Monday 22 November 2021

Beatriz Quiroz On Value In Thematic Equatives

Could any one explain why 'nominalised' clauses in thematic equatives should be analysed always as Value, as Halliday an Matthiessen (2014) say on p. 285? Is there any lexicogrammatical pattern substantiating such analysis? Somewhere in the SFL literature?
I'll give you a full translation of the original example in Spanish:
"What we can notice when we follow this path is a clear evolutionary tendency towards centralisation".
The original example in Spanish appears in a pedagogic text in high-chool Biology. It's the last clause, serving as a hiperNew in a paragraph that explains the different characteristics of nervous systems in various species, going from intertebrates to vertebrates, scaffolding (without saying it until the very end) 'the tendency towards centralisation' as we move from simpler to more complex nervous systems. The paragraph itself is the macroTheme in a section on the nervous systems in the animal kingdom.

We've been discussing a simplified version of this example off list with Tom Barlett, trying to use 'represent' and 'exemplify as an agnate verb, with rather weird results! So here it goes:
"What we can notice when we follow this path is (represented by/exemplified by) a clear evolutionary tendency towards centralisation", and therefore "A clear evolutionary tendency towards centralisation represents/exemplifies what we can notice when we follow this path" (!?)
Apart from the fact the agnations sound weird to me both in English and in Spanish, semantically (I mean, in the wider context of the whole paragraph and within the text), I think the previous clauses in the paragraph are the ones serving as examples of 'a clear evolutionary tendency towards centralisation', rather than the other way around. But perhaps the 'what we can notice ...' clause makes the difference?


Blogger Comments:

[1] To be clear, the lexicogrammatical pattern that substantiates the analysis is that, in every instance of a thematic equative clause, it is always the Value participant — rather than the Token — that is realised by the nominalisation. That is, the question is poorly conceived. See also here.

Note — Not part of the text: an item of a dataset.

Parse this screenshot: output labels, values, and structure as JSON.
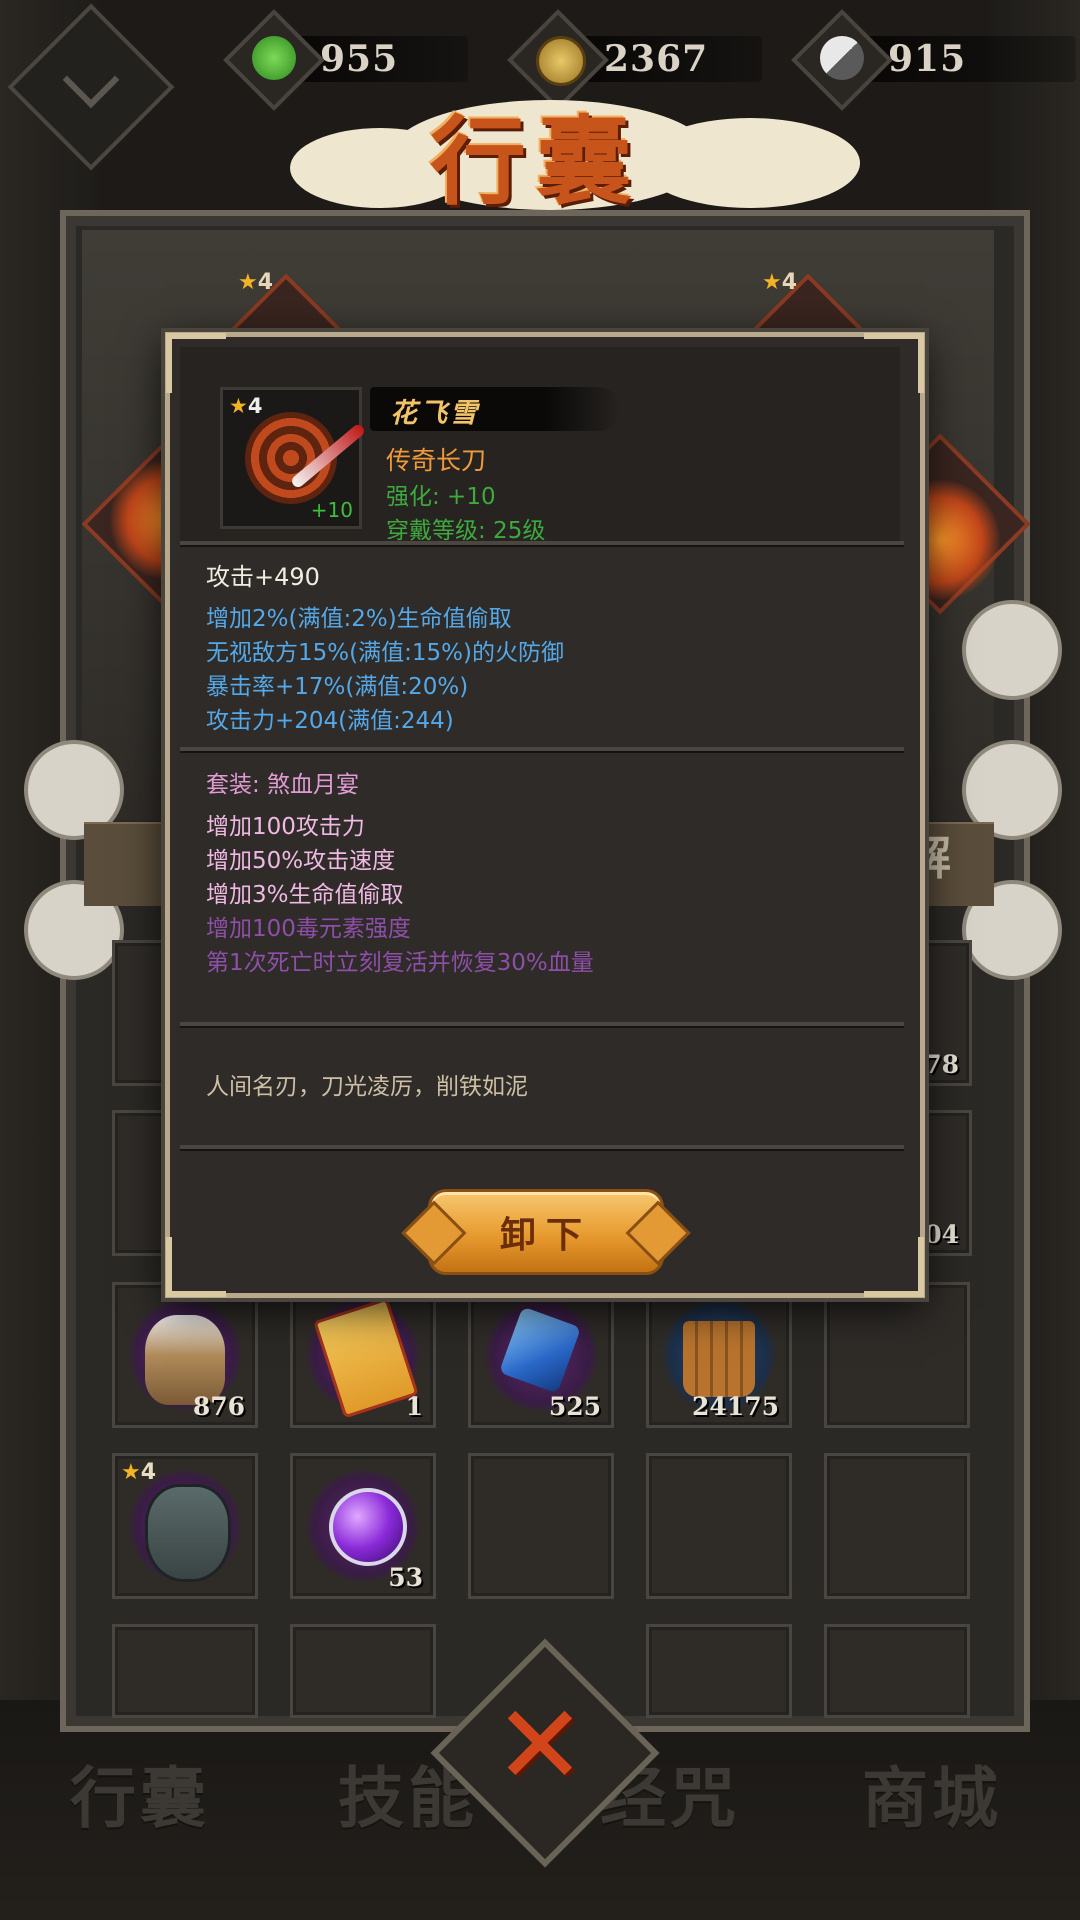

[2] To be clear, this instance conforms to the claim (Halliday & Matthiessen 2014: 285) that 

in a thematic equative, the nominalisation is always the Value. 

That is, what we can notice is expressed by a clear evolutionary tendency towards centralisation — not what we can notice expresses a clear evolutionary tendency towards centralisation.

Significantly, Quiroz did not provide any alternative analysis of her own.

[3] To be clear, other clauses in the co-text are irrelevant to the question of whether the nominalisation serves as Value or Token in the identifying clause. The clause relates these two participants, and nothing else.

[4] To be clear, any perceived semantic "weirdness" here can be attributed to the very technical grammatical metaphor in the Token participant, combined with the fact that Quiroz and Bartlett have not distinguished the nested dependent clause when we follow this path from the dominant thematic equative clause what we can notice is a clear evolutionary tendency towards centralisation.